Leer nos pone en contacto con el capital cognoscitivo de personas que escapan a nuestra esfera de actuación. Es un ejercicio maravilloso para agregar a los demás en los diálogos privados que entablamos con nuestra interioridad. Leer es entrar en contacto con una pluralización de perspectivas. El relato en el que uno se cuenta cómo le van las cosas se enriquece cuando se conoce el relato de cómo le van las cosas a personas muy diferentes a la suya. En realidad las personas no leen, se leen a través de lo que leen, y mientras se leen se configuran al plasmarse en una narración. Los nexos lingüísticos adquieren matices cuando leemos a personas que atesoran la capacidad de convertir en palabra la rica polifonía de la experiencia humana. La lectura absorta y reflexiva deviene en una excursión a los matices que sortean la torpe simplificación de la vida. Sedimentamos nuestra experiencia registrándola en palabras que elegimos entre un amplio repertorio de ellas que articulamos en forma de relato mental. Cuanto mejor nos llevemos con ellas, mejor ordenaremos, interpretaremos y detallaremos las entrañas de nuestro mundo afectivo y cognitivo. He aquí la explicación de por qué leer es sinónimo de ser. 
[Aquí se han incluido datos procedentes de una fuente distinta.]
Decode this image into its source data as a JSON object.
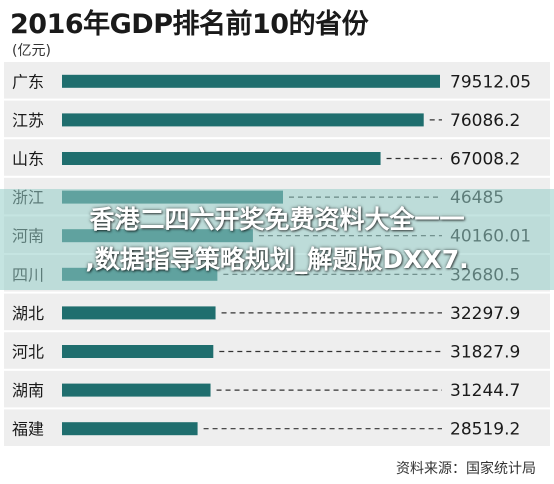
{
  "title": "2016年GDP排名前10的省份",
  "unit": "(亿元)",
  "source": "资料来源：国家统计局",
  "colors": {
    "bar": "#1f6e6e",
    "row_bg": "#eeeeee",
    "separator": "#ffffff",
    "dash": "#333333",
    "overlay": "#96cdc8"
  },
  "watermark": {
    "line1": "香港二四六开奖免费资料大全一一",
    "line2": ",数据指导策略规划_解题版DXX7."
  },
  "chart_data": {
    "type": "bar",
    "orientation": "horizontal",
    "title": "2016年GDP排名前10的省份",
    "ylabel": "(亿元)",
    "categories": [
      "广东",
      "江苏",
      "山东",
      "浙江",
      "河南",
      "四川",
      "湖北",
      "河北",
      "湖南",
      "福建"
    ],
    "values": [
      79512.05,
      76086.2,
      67008.2,
      46485,
      40160.01,
      32680.5,
      32297.9,
      31827.9,
      31244.7,
      28519.2
    ],
    "value_labels": [
      "79512.05",
      "76086.2",
      "67008.2",
      "46485",
      "40160.01",
      "32680.5",
      "32297.9",
      "31827.9",
      "31244.7",
      "28519.2"
    ],
    "xlim": [
      0,
      79512.05
    ],
    "grid": false,
    "legend": "none"
  }
}
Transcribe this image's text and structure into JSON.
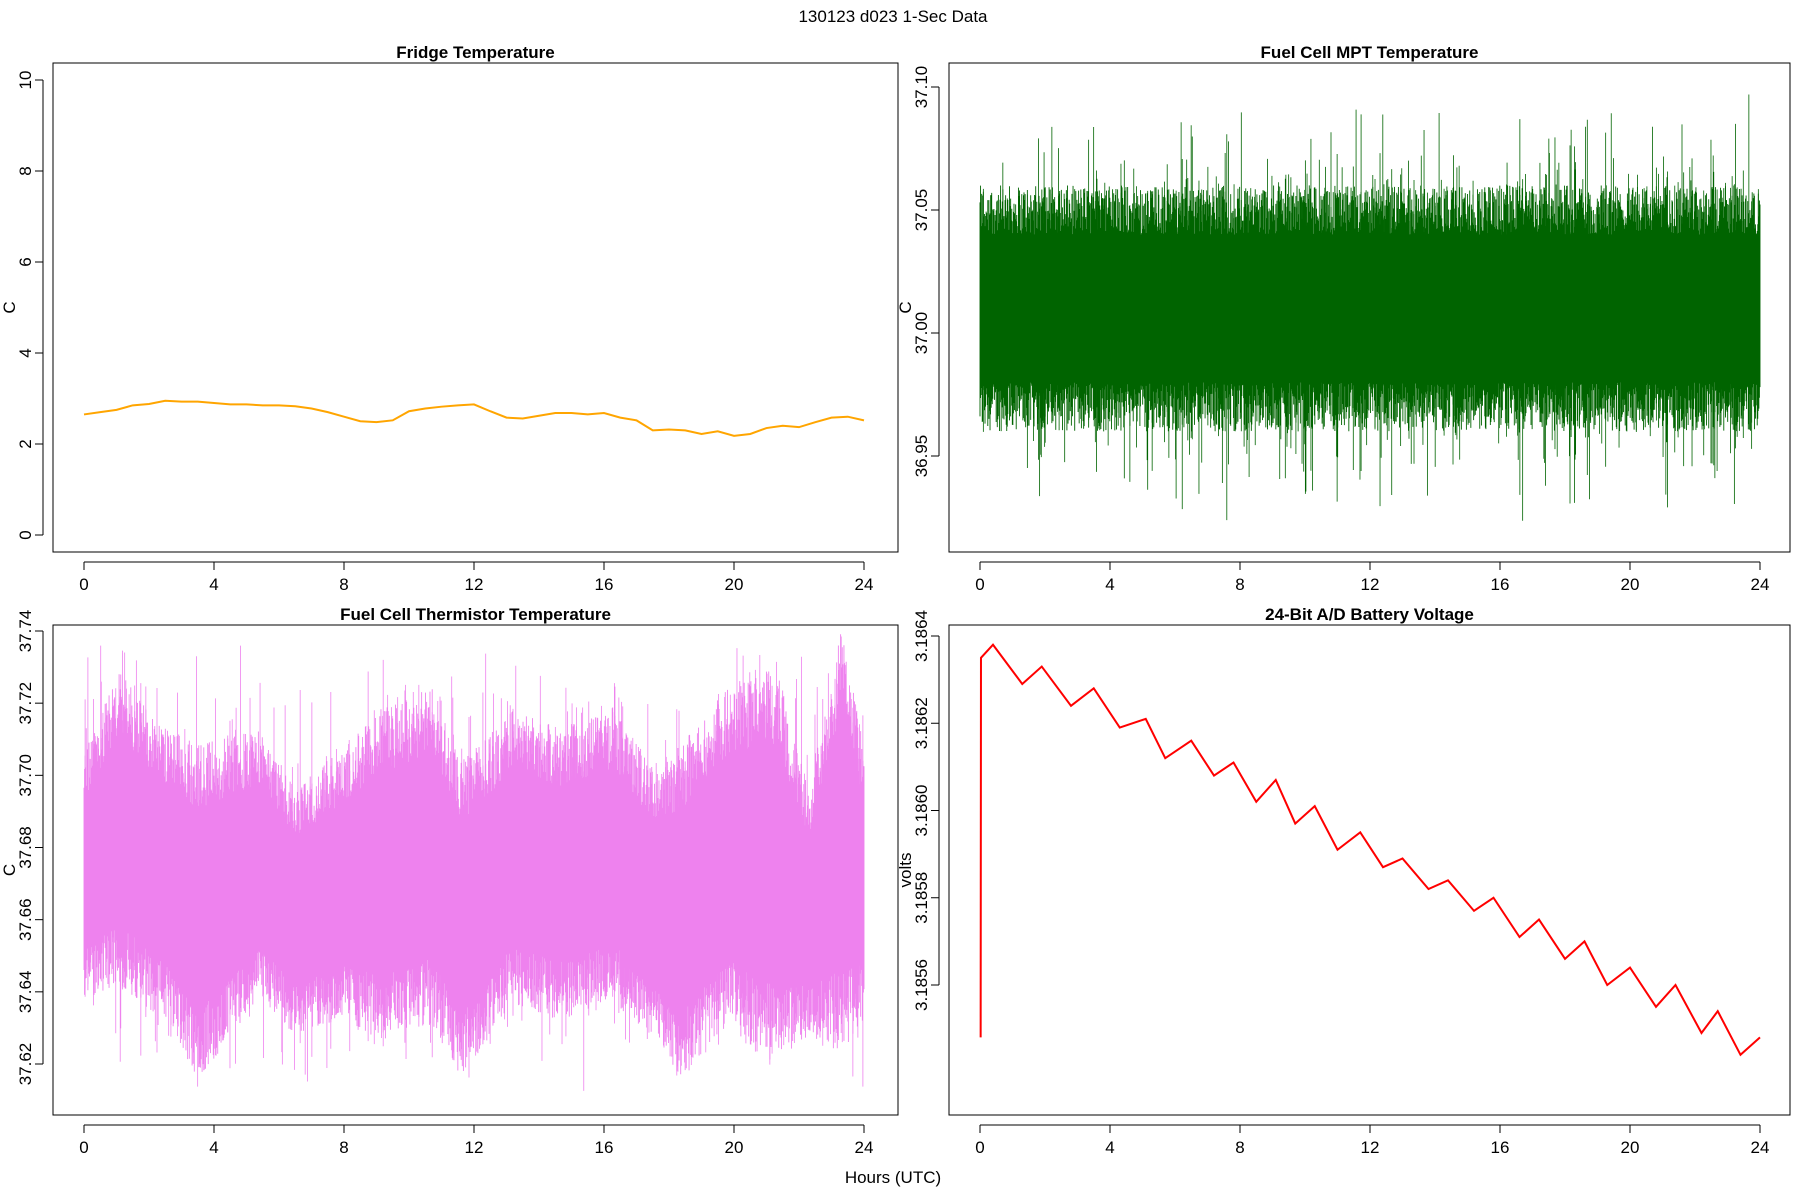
{
  "figure": {
    "title": "130123   d023   1-Sec Data",
    "xlabel": "Hours (UTC)"
  },
  "chart_data": [
    {
      "type": "line",
      "title": "Fridge Temperature",
      "xlabel": "",
      "ylabel": "C",
      "xlim": [
        0,
        24
      ],
      "ylim": [
        0,
        10
      ],
      "x_ticks": [
        "0",
        "4",
        "8",
        "12",
        "16",
        "20",
        "24"
      ],
      "y_ticks": [
        "0",
        "2",
        "4",
        "6",
        "8",
        "10"
      ],
      "color": "#FFA500",
      "series": [
        {
          "x": [
            0,
            0.5,
            1,
            1.5,
            2,
            2.5,
            3,
            3.5,
            4,
            4.5,
            5,
            5.5,
            6,
            6.5,
            7,
            7.5,
            8,
            8.5,
            9,
            9.5,
            10,
            10.5,
            11,
            11.5,
            12,
            12.5,
            13,
            13.5,
            14,
            14.5,
            15,
            15.5,
            16,
            16.5,
            17,
            17.5,
            18,
            18.5,
            19,
            19.5,
            20,
            20.5,
            21,
            21.5,
            22,
            22.5,
            23,
            23.5,
            24
          ],
          "values": [
            2.65,
            2.7,
            2.75,
            2.85,
            2.88,
            2.95,
            2.93,
            2.93,
            2.9,
            2.87,
            2.87,
            2.85,
            2.85,
            2.83,
            2.78,
            2.7,
            2.6,
            2.5,
            2.48,
            2.52,
            2.72,
            2.78,
            2.82,
            2.85,
            2.87,
            2.72,
            2.58,
            2.56,
            2.62,
            2.68,
            2.68,
            2.65,
            2.68,
            2.58,
            2.52,
            2.3,
            2.32,
            2.3,
            2.22,
            2.28,
            2.18,
            2.22,
            2.35,
            2.4,
            2.37,
            2.48,
            2.58,
            2.6,
            2.52
          ]
        }
      ]
    },
    {
      "type": "line",
      "title": "Fuel Cell MPT Temperature",
      "xlabel": "",
      "ylabel": "C",
      "xlim": [
        0,
        24
      ],
      "ylim": [
        36.92,
        37.1
      ],
      "x_ticks": [
        "0",
        "4",
        "8",
        "12",
        "16",
        "20",
        "24"
      ],
      "y_ticks": [
        "36.95",
        "37.00",
        "37.05",
        "37.10"
      ],
      "color": "#006400",
      "series": [
        {
          "x": [
            0,
            2,
            4,
            6,
            8,
            10,
            12,
            14,
            16,
            18,
            20,
            22,
            24
          ],
          "values": [
            37.0,
            37.0,
            37.0,
            37.0,
            37.0,
            37.0,
            37.0,
            37.0,
            37.0,
            37.0,
            37.0,
            37.0,
            37.0
          ],
          "band_high": [
            37.05,
            37.05,
            37.05,
            37.05,
            37.05,
            37.05,
            37.05,
            37.05,
            37.05,
            37.05,
            37.05,
            37.05,
            37.05
          ],
          "band_low": [
            36.97,
            36.97,
            36.97,
            36.97,
            36.97,
            36.97,
            36.97,
            36.97,
            36.97,
            36.97,
            36.97,
            36.97,
            36.97
          ],
          "max": 37.1,
          "min": 36.92
        }
      ]
    },
    {
      "type": "line",
      "title": "Fuel Cell Thermistor Temperature",
      "xlabel": "",
      "ylabel": "C",
      "xlim": [
        0,
        24
      ],
      "ylim": [
        37.615,
        37.74
      ],
      "x_ticks": [
        "0",
        "4",
        "8",
        "12",
        "16",
        "20",
        "24"
      ],
      "y_ticks": [
        "37.62",
        "37.64",
        "37.66",
        "37.68",
        "37.70",
        "37.72",
        "37.74"
      ],
      "color": "#EE82EE",
      "series": [
        {
          "x": [
            0,
            1.1,
            2.5,
            3.5,
            5.4,
            6.5,
            8,
            9.2,
            10.7,
            11.6,
            13.2,
            14.6,
            16.3,
            17.5,
            18.4,
            19.8,
            21.3,
            22.3,
            23.3,
            24
          ],
          "band_high": [
            37.7,
            37.72,
            37.705,
            37.7,
            37.705,
            37.69,
            37.7,
            37.71,
            37.715,
            37.695,
            37.71,
            37.705,
            37.71,
            37.695,
            37.7,
            37.715,
            37.72,
            37.69,
            37.73,
            37.7
          ],
          "band_low": [
            37.645,
            37.65,
            37.64,
            37.625,
            37.645,
            37.635,
            37.64,
            37.635,
            37.64,
            37.625,
            37.645,
            37.64,
            37.645,
            37.635,
            37.625,
            37.64,
            37.63,
            37.635,
            37.635,
            37.64
          ],
          "max": 37.738,
          "min": 37.612
        }
      ]
    },
    {
      "type": "line",
      "title": "24-Bit A/D Battery Voltage",
      "xlabel": "",
      "ylabel": "volts",
      "xlim": [
        0,
        24
      ],
      "ylim": [
        3.18545,
        3.18643
      ],
      "x_ticks": [
        "0",
        "4",
        "8",
        "12",
        "16",
        "20",
        "24"
      ],
      "y_ticks": [
        "3.1856",
        "3.1858",
        "3.1860",
        "3.1862",
        "3.1864"
      ],
      "color": "#FF0000",
      "series": [
        {
          "x": [
            0.02,
            0.03,
            0.4,
            1.3,
            1.9,
            2.8,
            3.5,
            4.3,
            5.1,
            5.7,
            6.5,
            7.2,
            7.8,
            8.5,
            9.1,
            9.7,
            10.3,
            11.0,
            11.7,
            12.4,
            13.0,
            13.8,
            14.4,
            15.2,
            15.8,
            16.6,
            17.2,
            18.0,
            18.6,
            19.3,
            20.0,
            20.8,
            21.4,
            22.2,
            22.7,
            23.4,
            24.0
          ],
          "values": [
            3.18548,
            3.18635,
            3.18638,
            3.18629,
            3.18633,
            3.18624,
            3.18628,
            3.18619,
            3.18621,
            3.18612,
            3.18616,
            3.18608,
            3.18611,
            3.18602,
            3.18607,
            3.18597,
            3.18601,
            3.18591,
            3.18595,
            3.18587,
            3.18589,
            3.18582,
            3.18584,
            3.18577,
            3.1858,
            3.18571,
            3.18575,
            3.18566,
            3.1857,
            3.1856,
            3.18564,
            3.18555,
            3.1856,
            3.18549,
            3.18554,
            3.18544,
            3.18548
          ]
        }
      ]
    }
  ]
}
La lectura se yergue en proveedora de herramientas lingüísticas con las que vertebrar la realidad y nuestra condición de seres narrativos atravesados de afectos, cognición y mundo desiderativo. Leer sirve para la rearticulación de nuestra subjetividad y para vincularla bien en el espacio compartido, que es un espacio empalabrado. Narrarnos bien como individuos y como comunidad es el primer paso para intentar que el mundo sea un lugar más amable. Ahora bien, igual que antes se afirmó que el animal humano no sería humano si no tuviera lenguaje, hay que añadir que hubiera limitado mucho la capacidad transformadora del lenguaje si, a pesar de emitir sonido semántico, no hubiera ideado un receptáculo en el que guarecerlo del olvido y de la erosión de la oralidad. El libro fue la fascinante ocurrencia que se nos ocurrió para preservar al resto de ocurrencias de la desmemoria. Cada vez que sostengo un libro en mis manos me maravillo de su perfección, y siento que posee una irradiación civilizatoria similar a la que proporcionó la domesticación del fuego, la creación de la rueda, el hallazgo del diálogo como estructura para concordar los disensos. Este próximo domingo es su día, el Día del Libro. Celebremos esta prodigiosa invención como realmente se merece.